In early January, Hashem Akbari sent federal officials a rather improbable sounding proposal. An Iranian-born nuclear engineer who, for the last three decades, has worked as a scientist at the Lawrence Berkeley National Laboratory, Akbari would like to see $3 billion of the economic stimulus package directed toward painting white or a light color as many of the nation's roofs, and as much of its pavement, as possible — all with the goal of directing more solar radiation into space.
Akbari, along with Surabi Menon, another LBNL scientist, and Arthur Rosenfeld, a former LBNL scientist and now a California Energy Commission board member, claim that painting urban surfaces in warm parts of the world white or a light color could offset the carbon emissions of all 600 million of the world's cars for 18 to 20 years — at a savings equivalent to at least $1 trillion worth of CO2 reductions.

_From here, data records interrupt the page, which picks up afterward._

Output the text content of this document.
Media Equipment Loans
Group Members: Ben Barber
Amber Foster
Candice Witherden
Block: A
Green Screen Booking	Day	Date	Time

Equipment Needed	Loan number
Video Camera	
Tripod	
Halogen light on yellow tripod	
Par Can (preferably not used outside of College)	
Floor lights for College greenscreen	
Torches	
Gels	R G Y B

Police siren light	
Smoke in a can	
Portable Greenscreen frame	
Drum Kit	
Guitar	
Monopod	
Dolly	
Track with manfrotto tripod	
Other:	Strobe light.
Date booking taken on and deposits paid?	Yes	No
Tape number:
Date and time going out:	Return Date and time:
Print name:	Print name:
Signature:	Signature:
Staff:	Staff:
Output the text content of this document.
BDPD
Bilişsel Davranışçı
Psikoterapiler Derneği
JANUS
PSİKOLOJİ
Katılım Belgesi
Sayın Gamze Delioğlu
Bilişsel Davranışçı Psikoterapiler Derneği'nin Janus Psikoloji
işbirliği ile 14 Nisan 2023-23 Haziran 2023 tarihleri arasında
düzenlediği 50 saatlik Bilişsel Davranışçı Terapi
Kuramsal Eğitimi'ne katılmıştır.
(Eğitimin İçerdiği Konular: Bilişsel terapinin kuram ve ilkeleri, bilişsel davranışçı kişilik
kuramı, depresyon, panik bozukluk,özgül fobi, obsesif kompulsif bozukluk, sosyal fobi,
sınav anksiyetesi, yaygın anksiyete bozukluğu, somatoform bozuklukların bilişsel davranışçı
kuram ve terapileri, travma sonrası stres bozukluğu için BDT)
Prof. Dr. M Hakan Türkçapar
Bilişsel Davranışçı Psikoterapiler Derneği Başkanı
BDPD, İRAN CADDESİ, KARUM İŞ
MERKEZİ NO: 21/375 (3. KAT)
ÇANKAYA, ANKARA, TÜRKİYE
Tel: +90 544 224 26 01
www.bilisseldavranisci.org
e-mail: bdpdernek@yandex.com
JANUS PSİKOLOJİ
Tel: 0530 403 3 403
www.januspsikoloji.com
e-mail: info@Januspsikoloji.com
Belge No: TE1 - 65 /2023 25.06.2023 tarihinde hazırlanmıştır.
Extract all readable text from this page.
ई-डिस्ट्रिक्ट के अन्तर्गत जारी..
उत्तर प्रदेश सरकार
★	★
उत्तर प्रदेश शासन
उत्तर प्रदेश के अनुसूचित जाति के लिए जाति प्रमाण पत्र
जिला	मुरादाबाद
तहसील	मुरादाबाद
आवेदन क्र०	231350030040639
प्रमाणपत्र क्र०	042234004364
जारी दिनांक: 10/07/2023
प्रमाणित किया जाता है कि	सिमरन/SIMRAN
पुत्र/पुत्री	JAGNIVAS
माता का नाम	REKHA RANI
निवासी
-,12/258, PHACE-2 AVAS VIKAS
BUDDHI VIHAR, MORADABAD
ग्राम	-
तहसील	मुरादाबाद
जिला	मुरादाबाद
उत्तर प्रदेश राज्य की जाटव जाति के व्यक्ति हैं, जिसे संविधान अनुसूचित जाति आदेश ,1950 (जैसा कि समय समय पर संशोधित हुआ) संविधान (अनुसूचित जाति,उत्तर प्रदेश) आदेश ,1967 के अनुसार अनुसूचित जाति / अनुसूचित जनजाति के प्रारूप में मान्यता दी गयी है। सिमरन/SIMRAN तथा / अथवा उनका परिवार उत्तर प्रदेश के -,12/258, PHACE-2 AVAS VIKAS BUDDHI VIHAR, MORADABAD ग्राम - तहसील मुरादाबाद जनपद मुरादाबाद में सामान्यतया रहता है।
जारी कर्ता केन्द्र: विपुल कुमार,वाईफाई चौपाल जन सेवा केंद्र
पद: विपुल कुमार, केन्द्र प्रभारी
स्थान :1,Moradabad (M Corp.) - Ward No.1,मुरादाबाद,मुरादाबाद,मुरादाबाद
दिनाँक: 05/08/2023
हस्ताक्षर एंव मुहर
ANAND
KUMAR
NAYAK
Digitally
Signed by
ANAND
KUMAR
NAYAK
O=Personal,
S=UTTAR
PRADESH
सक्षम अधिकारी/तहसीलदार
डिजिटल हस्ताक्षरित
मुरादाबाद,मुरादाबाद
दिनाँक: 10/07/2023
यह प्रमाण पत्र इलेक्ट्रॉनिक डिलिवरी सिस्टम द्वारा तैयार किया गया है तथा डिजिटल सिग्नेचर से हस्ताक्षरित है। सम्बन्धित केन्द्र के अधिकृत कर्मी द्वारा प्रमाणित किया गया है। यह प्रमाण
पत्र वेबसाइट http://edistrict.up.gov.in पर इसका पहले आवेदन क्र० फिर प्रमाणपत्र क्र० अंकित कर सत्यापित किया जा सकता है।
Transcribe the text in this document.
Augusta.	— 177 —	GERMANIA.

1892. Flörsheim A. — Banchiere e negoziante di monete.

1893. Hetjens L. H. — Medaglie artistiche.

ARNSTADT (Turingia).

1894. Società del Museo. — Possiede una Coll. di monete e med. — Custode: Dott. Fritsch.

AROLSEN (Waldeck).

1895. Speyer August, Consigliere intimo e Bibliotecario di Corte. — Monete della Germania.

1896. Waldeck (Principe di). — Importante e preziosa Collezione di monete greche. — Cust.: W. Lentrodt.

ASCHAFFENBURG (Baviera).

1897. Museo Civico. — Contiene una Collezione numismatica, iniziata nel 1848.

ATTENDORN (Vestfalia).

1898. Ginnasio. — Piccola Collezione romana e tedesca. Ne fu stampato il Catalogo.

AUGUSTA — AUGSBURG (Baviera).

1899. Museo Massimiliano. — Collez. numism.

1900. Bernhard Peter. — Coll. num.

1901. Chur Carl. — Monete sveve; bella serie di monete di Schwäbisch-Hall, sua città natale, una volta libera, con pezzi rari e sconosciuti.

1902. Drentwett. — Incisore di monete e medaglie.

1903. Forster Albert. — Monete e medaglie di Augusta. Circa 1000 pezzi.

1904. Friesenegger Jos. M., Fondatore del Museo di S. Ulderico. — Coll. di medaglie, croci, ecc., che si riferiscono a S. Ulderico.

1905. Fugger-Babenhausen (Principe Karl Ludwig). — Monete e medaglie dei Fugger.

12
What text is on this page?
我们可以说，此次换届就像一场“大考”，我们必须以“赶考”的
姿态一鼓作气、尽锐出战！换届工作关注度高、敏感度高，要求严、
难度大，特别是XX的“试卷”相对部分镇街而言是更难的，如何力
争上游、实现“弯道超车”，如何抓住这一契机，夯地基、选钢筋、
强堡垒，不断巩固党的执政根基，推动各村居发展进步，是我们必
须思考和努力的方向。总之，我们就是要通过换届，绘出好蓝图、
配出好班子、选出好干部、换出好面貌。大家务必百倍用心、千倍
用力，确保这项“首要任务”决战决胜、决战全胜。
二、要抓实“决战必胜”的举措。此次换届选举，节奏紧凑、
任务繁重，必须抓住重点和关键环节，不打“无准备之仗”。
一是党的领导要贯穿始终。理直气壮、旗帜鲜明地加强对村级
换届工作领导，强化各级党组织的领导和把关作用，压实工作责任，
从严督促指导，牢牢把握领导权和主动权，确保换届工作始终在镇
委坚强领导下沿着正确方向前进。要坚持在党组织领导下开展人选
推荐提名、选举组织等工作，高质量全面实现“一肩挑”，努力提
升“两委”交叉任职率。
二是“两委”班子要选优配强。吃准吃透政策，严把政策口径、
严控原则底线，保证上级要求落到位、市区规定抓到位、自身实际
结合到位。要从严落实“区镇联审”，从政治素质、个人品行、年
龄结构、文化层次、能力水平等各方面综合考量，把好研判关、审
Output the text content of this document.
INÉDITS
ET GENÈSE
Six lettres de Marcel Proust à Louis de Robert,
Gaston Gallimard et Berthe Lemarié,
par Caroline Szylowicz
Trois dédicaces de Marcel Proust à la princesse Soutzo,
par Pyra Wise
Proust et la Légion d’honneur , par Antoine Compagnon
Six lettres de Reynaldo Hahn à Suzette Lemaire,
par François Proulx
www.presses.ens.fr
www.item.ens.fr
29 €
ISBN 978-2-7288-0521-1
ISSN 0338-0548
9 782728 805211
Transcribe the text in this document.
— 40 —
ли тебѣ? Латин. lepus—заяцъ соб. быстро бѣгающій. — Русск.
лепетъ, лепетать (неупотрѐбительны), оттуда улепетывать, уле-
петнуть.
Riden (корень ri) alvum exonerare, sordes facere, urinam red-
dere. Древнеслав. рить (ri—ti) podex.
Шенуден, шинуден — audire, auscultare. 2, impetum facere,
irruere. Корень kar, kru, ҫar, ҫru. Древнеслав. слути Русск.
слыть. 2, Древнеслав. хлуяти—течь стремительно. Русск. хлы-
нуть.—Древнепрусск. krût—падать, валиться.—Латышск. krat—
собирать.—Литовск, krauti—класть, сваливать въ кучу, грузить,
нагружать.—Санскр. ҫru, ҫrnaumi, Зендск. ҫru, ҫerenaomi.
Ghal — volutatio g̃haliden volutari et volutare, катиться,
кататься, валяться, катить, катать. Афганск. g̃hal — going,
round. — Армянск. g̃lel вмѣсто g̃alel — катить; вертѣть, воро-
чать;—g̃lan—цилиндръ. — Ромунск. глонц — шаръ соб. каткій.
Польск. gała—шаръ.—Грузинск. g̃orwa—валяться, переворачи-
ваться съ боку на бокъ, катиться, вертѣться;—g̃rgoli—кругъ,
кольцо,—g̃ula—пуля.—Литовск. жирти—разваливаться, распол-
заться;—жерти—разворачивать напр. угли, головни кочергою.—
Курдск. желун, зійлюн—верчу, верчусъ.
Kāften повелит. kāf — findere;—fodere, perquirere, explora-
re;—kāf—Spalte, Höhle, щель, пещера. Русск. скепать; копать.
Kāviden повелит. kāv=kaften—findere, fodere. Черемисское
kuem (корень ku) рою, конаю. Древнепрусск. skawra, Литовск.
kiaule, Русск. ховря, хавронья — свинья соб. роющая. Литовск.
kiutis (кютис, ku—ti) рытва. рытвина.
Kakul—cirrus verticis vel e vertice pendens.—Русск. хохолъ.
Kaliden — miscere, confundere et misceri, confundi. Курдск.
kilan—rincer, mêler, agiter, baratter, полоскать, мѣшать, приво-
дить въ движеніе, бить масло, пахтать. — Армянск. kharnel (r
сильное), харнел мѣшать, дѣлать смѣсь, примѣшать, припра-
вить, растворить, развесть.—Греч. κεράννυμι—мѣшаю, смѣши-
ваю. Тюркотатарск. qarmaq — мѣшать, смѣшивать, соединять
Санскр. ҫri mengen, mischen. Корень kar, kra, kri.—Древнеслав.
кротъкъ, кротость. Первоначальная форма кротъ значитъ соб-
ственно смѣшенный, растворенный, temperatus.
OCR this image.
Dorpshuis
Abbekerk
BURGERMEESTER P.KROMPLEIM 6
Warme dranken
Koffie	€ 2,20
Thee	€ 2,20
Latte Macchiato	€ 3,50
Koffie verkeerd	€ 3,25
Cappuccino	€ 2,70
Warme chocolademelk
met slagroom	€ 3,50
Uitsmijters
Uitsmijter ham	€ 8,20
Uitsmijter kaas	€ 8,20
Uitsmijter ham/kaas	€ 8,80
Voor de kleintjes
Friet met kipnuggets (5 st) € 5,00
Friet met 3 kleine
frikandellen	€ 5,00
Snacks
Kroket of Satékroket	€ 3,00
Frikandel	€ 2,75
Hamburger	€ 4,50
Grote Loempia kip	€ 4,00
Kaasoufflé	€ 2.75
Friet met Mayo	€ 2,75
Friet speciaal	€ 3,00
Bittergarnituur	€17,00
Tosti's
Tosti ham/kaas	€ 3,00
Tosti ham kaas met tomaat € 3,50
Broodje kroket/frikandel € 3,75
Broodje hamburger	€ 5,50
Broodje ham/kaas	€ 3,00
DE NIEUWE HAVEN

This is not a hoax: Akbari, Menon and Rosenfeld are three of the country's leading experts in their field, and their study published in the journal Climatic Change is backed by years of carefully calculated data.
It has long been known that white-roofed buildings stay cooler in hot weather. Blinding confirmation of this can be found in the streets of Andalusia in Spain, or the Greek Islands.
It turns out that they cool the air outside of their walls, too. On a typical summer day, Los Angeles is 5 degrees warmer than surrounding areas, and studies have consistently shown that by far the largest factor in this discrepancy is the absorption of solar heat by dark roofs and pavement — a phenomenon known as the "urban heat island" effect.
In 1985, Akbari and his colleagues began attempting to quantify how much "cool" roofs and pavement might improve urban air quality (hotter weather equals dirtier air), while cutting down on the need for air-conditioning. Then, five years ago, it occurred to them that cooling urban areas might also mitigate climate change.
As the greenhouse effect intensifies, one of the most dangerous consequences is a decrease in the earth's albedo — the degree to which it reflects solar radiation. Antarctic ice, for example, acts like a giant mirror, reflecting the heat of the sun back into space; as the ice melts, the earth absorbs more heat, leading to more global warming — a self-perpetuating process scientists call a feedback loop.
The idea of "geo-engineering" the world to make it bounce more of the sun's heat back into space has been around for years, but until Akbari and his colleagues decided to look into it, no one had attempted to quantify how much atmospheric cooling might be achieved by, as it were, painting the town white.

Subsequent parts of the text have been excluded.